12. Na década de 1760, a Grã-Bretanha decidiu fazer valer, com intensidade incomum para o século anterior, seu poder sobre aquela região em franca mutação, precipitando a crise de um império cuja organização era então bastante débil. A resistência americana se transformou em rebelião, mas, enquanto os colonos ainda tentavam entender as peculiaridades da sociedade em que viviam, essa mesma rebelião passou a ser justificativa e idealização do modo de vida americano como este se desenvolvera, de maneira gradual e não intencional, durante o século e meio anterior.  

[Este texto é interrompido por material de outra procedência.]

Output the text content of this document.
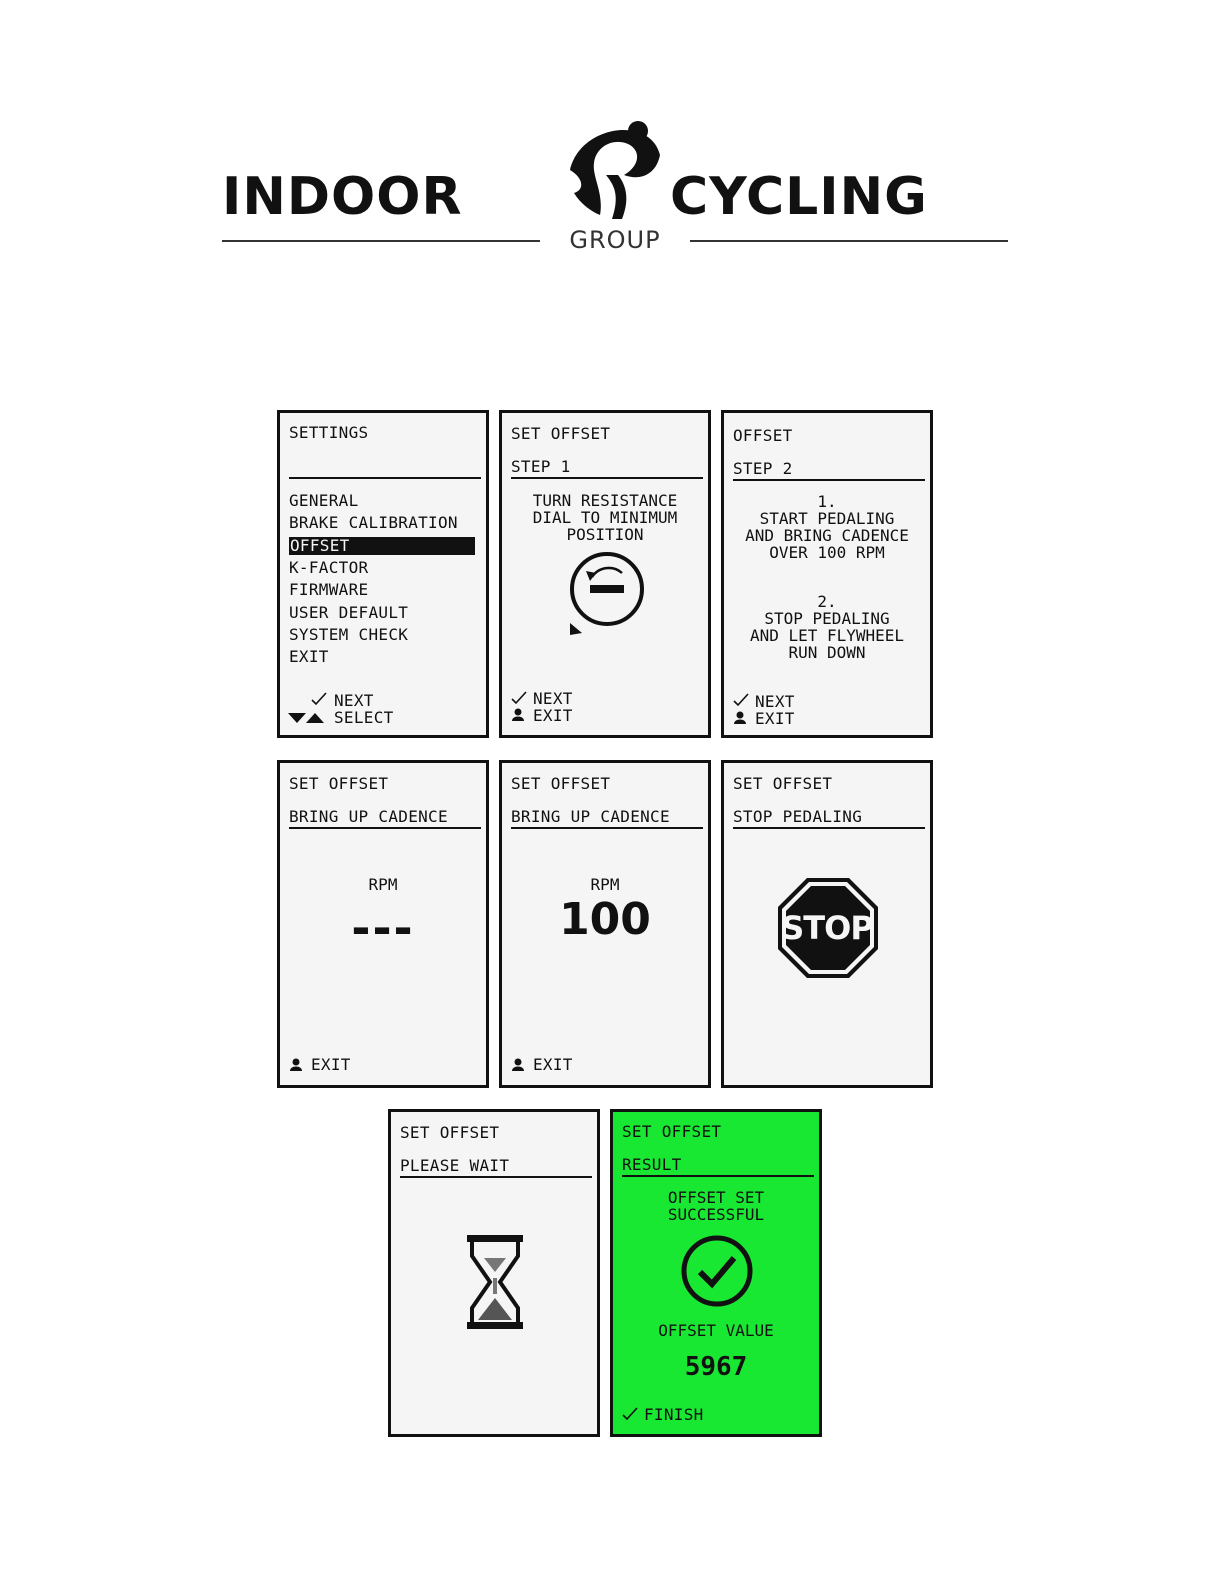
INDOOR	CYCLING
GROUP
SETTINGS
GENERAL
BRAKE CALIBRATION
OFFSET
K-FACTOR
FIRMWARE
USER DEFAULT
SYSTEM CHECK
EXIT
NEXT
SELECT
SET OFFSET
STEP 1
TURN RESISTANCE
DIAL TO MINIMUM
POSITION
NEXT
EXIT
OFFSET
STEP 2
1.
START PEDALING
AND BRING CADENCE
OVER 100 RPM
2.
STOP PEDALING
AND LET FLYWHEEL
RUN DOWN
NEXT
EXIT
SET OFFSET
BRING UP CADENCE
RPM
---
EXIT
SET OFFSET
BRING UP CADENCE
RPM
100
EXIT
SET OFFSET
STOP PEDALING
STOP
SET OFFSET
PLEASE WAIT
SET OFFSET
RESULT
OFFSET SET
SUCCESSFUL
OFFSET VALUE
5967
FINISH
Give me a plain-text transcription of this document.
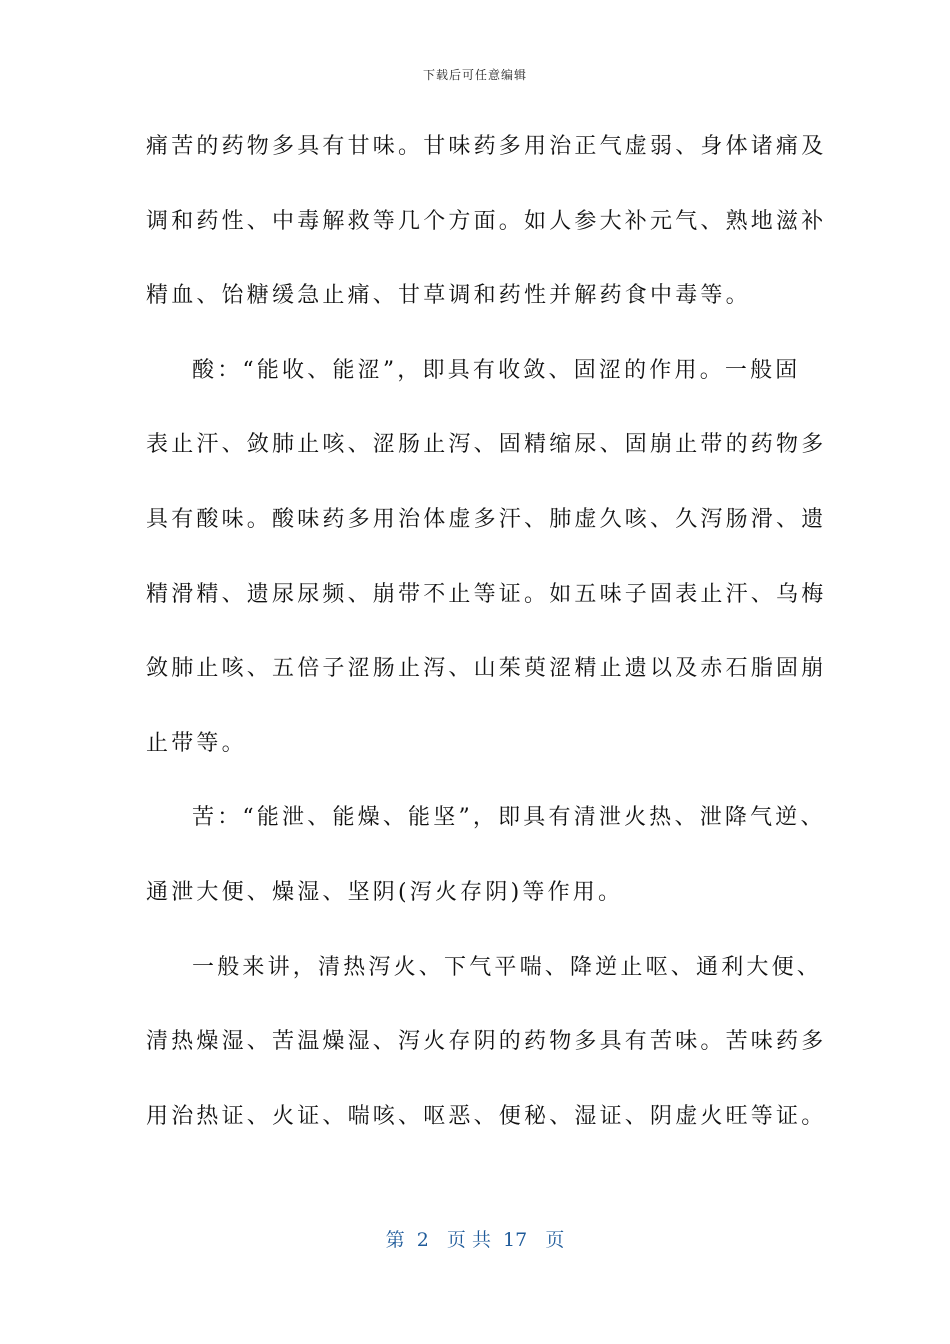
下载后可任意编辑
痛苦的药物多具有甘味。甘味药多用治正气虚弱、身体诸痛及
调和药性、中毒解救等几个方面。如人参大补元气、熟地滋补
精血、饴糖缓急止痛、甘草调和药性并解药食中毒等。
酸：“能收、能涩”，即具有收敛、固涩的作用。一般固
表止汗、敛肺止咳、涩肠止泻、固精缩尿、固崩止带的药物多
具有酸味。酸味药多用治体虚多汗、肺虚久咳、久泻肠滑、遗
精滑精、遗尿尿频、崩带不止等证。如五味子固表止汗、乌梅
敛肺止咳、五倍子涩肠止泻、山茱萸涩精止遗以及赤石脂固崩
止带等。
苦：“能泄、能燥、能坚”，即具有清泄火热、泄降气逆、
通泄大便、燥湿、坚阴(泻火存阴)等作用。
一般来讲，清热泻火、下气平喘、降逆止呕、通利大便、
清热燥湿、苦温燥湿、泻火存阴的药物多具有苦味。苦味药多
用治热证、火证、喘咳、呕恶、便秘、湿证、阴虚火旺等证。
第  2   页 共  17   页
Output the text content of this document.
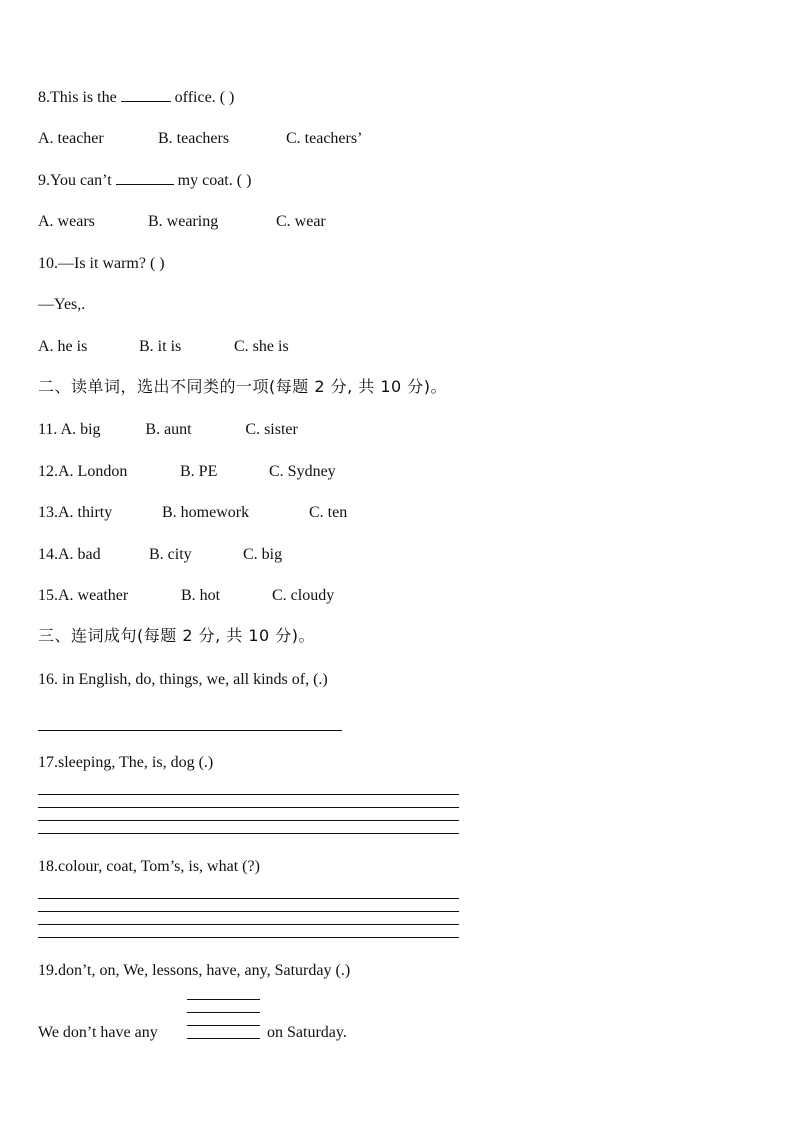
8.This is the	office. ( )
A. teacher	B. teachers	C. teachers’
9.You can’t	my coat. ( )
A. wears	B. wearing	C. wear
10.—Is it warm? ( )
—Yes,.
A. he is	B. it is	C. she is
二、读单词，选出不同类的一项(每题 2 分, 共 10 分)。
11. A. big	B. aunt	C. sister
12.A. London	B. PE	C. Sydney
13.A. thirty	B. homework	C. ten
14.A. bad	B. city	C. big
15.A. weather	B. hot	C. cloudy
三、连词成句(每题 2 分, 共 10 分)。
16. in English, do, things, we, all kinds of, (.)
17.sleeping, The, is, dog (.)
18.colour, coat, Tom’s, is, what (?)
19.don’t, on, We, lessons, have, any, Saturday (.)
We don’t have any	on Saturday.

13. Repentinamente, os americanos saíram das sombras da história pra se enxergar como uma nova sociedade, que tinha em mãos todas as ferramentas para construir um futuro republicano. Nesse sentido, John Adams diria posteriormente: "a revolução estava consumada antes do início da guerra." Era a mudança "nos corações e mentes do povo." 

14. Porém, a revolução não foi um mero endosso intelectual a uma realidade social preexistente. Ela também fazia parte do grande processo transformador que conduziu os Estados Unidos à sociedade liberal e democrática do mundo moderno.   

15. As mudanças provocadas pela Revolução Americana foram notáveis e deram ao povo americano uma visão de futuro tão grandiosa e que, até então, nenhum outro grupo de pessoas tivera. Os americanos enxergaram sua nação como líder de uma revolução mundial em prol do republicanismo e da liberdade, e também como o lugar em que todas as artes e todas as ciências floresceriam.

Bibliografia consultada: 
KARNAL, Leandro. Estados Unidos, Liberdade e Cidadania. In: PINSKY, Carla B. & PINSKY, Jaime (orgs.). História da Cidadania. 3. ed. São Paulo: Contexto, 2005, p. 135-157.
WOOD, Gordon S. A Revolução Americana. Tradução de Michel Teixeira. Rio de Janeiro: Objetiva, 2013, p. 19-24.